Participants acknowledged that central banks face a difficult task to counter largely supply-side induced inflationary pressures. Some controversy arose over the question whether a recession was inevitable, in fact necessary, to bring inflation down. Gita Gopinath`s remarks at the 2022 Jackson Hole Symposium were referred to as a very-well balanced discussion of the new challenges facing central banks raised by the pandemic and Russia´s war against the Ukraine. While one participant found her stance as overly hawkish, most participants agreed with her policy conclusions, which are in part reproduced below.

“… central banks must act decisively today to ensure that inflation expectations are anchored. We can´t have sustained growth going forward without re-establishing price stability and making sure that our policy framework is well-suited to securing this goal. Forward guidance can play an essential role in communication how central banks will bring this about. Central banks should indicate that they will “stay the course” and maintain tight policy as long as inflation remains high. And if inflation proves unexpectedly persistent, they should underscore their resolve to tighten more aggressively, even if it means a sharp cooling of the economy and rise in unemployment.

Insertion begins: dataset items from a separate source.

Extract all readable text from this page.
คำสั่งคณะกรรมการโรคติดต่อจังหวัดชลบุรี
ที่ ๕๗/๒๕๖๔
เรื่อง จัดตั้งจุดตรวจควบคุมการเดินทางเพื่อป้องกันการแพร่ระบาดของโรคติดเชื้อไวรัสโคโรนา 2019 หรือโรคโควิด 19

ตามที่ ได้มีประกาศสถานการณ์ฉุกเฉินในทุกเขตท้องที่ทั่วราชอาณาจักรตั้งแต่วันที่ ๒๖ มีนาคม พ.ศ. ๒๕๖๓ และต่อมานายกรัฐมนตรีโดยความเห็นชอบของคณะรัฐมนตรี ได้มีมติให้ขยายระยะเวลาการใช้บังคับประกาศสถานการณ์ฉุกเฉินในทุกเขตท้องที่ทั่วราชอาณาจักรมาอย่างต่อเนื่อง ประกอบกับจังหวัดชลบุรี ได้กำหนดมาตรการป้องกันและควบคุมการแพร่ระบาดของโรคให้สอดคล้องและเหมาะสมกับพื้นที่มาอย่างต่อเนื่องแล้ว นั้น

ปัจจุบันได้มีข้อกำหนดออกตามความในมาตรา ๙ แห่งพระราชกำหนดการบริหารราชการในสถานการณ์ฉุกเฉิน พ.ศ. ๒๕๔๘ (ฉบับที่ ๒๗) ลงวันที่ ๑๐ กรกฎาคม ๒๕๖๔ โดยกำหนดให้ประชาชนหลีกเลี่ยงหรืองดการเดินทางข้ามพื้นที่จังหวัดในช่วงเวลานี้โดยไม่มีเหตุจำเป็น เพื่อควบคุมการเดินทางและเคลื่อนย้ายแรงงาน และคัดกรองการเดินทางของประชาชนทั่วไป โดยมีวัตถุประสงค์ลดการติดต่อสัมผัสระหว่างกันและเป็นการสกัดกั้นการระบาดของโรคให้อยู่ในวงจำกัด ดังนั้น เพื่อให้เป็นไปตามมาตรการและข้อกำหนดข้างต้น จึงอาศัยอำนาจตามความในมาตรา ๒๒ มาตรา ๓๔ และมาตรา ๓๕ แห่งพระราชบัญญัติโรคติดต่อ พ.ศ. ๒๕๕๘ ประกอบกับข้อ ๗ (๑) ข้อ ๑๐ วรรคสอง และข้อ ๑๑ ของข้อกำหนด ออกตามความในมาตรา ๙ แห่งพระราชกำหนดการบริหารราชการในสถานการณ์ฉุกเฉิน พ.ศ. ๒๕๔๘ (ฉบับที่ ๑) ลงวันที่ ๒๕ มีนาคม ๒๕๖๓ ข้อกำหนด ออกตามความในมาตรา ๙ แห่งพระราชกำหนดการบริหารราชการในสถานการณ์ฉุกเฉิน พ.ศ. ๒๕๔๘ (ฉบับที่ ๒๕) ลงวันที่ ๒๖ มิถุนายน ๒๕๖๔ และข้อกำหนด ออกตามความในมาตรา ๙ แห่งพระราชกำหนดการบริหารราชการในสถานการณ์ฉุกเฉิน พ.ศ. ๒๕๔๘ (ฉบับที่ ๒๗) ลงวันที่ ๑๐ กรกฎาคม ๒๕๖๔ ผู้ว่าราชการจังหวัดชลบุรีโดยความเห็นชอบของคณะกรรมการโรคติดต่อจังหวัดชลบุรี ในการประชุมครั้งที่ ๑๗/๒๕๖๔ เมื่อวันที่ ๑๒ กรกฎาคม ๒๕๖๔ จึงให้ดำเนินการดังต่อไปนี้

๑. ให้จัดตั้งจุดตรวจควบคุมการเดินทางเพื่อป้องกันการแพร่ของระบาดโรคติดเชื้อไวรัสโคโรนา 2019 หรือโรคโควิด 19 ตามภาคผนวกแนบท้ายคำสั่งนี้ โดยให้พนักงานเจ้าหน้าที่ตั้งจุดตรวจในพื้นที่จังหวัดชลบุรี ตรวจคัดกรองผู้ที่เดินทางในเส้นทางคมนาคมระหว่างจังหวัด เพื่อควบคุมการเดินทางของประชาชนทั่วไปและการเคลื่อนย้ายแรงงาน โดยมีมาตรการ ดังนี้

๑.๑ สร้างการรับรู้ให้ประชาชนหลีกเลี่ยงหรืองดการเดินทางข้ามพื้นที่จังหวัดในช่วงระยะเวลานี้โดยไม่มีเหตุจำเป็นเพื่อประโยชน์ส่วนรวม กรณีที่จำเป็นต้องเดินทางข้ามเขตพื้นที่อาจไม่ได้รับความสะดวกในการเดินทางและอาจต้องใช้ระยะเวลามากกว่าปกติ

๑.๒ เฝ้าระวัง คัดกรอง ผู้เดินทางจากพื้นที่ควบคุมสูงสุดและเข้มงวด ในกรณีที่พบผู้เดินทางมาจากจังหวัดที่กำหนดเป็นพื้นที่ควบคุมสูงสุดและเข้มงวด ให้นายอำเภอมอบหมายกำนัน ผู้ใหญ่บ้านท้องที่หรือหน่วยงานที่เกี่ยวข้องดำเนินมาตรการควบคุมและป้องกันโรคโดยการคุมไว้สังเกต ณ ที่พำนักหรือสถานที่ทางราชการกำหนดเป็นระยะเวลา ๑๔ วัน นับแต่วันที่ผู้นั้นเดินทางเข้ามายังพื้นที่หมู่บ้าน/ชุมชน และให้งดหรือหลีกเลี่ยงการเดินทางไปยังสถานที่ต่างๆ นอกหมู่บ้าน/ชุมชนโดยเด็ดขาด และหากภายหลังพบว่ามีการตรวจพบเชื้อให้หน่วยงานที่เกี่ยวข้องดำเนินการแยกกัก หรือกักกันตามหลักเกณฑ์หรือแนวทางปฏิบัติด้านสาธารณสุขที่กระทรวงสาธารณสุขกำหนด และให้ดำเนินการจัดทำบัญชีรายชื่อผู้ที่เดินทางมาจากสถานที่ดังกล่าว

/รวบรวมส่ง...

While central banks must be in the driver´s seat in the battle against inflation – and have the requisite tools- other policies can help. First, fiscal policy should play a supportive role. While there is a strong case for fiscal policy to help low-income households under current circumstances, such support should be targeted avoid providing macro stimulus. And some countries should likely tighten fiscal policy further. Second, global policy makers need to push ahead on the climate agenda – failing to do so will not only complicate the task of central banks, but will pose grave risks to economic stability and global well-being. Finally, global policies that encourage the expansion of global trade and reduce fragmentation risks will both reduce the risk of volatile supply shocks and help boost potential output around the globe.”